I actually was caught a bit unaware by an increase in site popularity AND the growth of Google adwords so one site got heavily targeted by "url in frames" sites whose sole purpose was to steal content for traffic and generate Google advertising clicks.

Its kind of a parasitic process. First they steal your page and put it in a frame with a url like [thief.dom?site=widgets.com...] and it has little effect in SERPs as they are quite far down and you don't even notice. Howvever, once Google starts crawling those links and identifying them with your original site, you can find yourself PR0'd very quickly which can put the stolen page sites ahead of you in SERPs.

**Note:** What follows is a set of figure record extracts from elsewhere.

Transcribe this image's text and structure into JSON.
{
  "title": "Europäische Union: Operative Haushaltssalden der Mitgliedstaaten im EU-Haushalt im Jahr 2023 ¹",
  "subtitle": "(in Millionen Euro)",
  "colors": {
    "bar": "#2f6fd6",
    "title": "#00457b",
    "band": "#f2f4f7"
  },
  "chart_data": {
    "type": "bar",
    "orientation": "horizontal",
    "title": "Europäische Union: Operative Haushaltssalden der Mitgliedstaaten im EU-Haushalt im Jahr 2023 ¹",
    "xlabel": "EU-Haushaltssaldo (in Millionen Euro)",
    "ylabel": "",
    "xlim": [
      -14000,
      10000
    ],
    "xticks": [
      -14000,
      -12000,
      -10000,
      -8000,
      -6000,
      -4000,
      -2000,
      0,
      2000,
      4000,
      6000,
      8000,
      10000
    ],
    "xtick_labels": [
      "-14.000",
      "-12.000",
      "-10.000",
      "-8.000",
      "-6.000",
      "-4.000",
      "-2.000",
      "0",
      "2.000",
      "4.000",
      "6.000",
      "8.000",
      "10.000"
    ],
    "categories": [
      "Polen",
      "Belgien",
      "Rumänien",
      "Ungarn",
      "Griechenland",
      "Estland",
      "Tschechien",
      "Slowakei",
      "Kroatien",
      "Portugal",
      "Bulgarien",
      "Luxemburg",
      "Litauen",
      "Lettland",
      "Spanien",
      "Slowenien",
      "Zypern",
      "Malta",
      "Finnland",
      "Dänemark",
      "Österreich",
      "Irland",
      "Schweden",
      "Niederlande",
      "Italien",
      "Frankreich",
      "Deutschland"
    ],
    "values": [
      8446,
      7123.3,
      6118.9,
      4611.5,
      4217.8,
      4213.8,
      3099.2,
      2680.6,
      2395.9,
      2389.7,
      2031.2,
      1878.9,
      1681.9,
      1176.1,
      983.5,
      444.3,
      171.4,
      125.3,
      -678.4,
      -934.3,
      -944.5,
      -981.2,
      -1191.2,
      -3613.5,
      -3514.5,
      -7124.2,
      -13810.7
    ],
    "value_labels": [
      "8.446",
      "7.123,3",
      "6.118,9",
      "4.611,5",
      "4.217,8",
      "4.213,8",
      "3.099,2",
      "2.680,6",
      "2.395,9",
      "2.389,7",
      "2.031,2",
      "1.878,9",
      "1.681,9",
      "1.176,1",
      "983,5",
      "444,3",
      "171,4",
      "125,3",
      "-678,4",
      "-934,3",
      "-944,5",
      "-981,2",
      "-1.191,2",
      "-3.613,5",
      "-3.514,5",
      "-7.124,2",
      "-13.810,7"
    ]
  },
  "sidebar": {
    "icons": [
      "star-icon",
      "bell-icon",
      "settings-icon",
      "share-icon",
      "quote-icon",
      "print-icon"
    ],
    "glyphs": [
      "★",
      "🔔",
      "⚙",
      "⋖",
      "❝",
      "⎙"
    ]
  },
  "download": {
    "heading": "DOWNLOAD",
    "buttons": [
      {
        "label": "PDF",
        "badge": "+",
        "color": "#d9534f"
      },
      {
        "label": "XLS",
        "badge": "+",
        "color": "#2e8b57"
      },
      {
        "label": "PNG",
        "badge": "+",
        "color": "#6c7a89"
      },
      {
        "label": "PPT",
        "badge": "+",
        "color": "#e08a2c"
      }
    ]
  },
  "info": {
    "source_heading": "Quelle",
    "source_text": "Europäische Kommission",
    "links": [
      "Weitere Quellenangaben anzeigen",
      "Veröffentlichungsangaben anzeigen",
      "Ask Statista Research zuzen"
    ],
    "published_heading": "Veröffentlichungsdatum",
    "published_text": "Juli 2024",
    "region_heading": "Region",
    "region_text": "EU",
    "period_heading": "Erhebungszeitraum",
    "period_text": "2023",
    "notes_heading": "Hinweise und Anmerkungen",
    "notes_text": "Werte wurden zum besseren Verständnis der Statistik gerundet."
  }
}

I reported a ton of them to Google and have seen some disappear (tho they keep returning briefly as Google routs searches to the ancient BD index). In all but one case (which I identified as a competitor) they simply moved on once I began blocking and feeding their frames a very insulting page explaining what a bunch of worthless thieves they were).

I think from the thieves point of view, they just want content - any content - to fill up pages and get traffic in hopes of Ad Sense clicks; destroying your site is just a side effect :) I DID find a competitor who used the technique against me (and I would assume other sites in my category) to improve his ranking (basically setting up a number of free or temporary cheap hosted sites and targeting sites in his category and country for theft).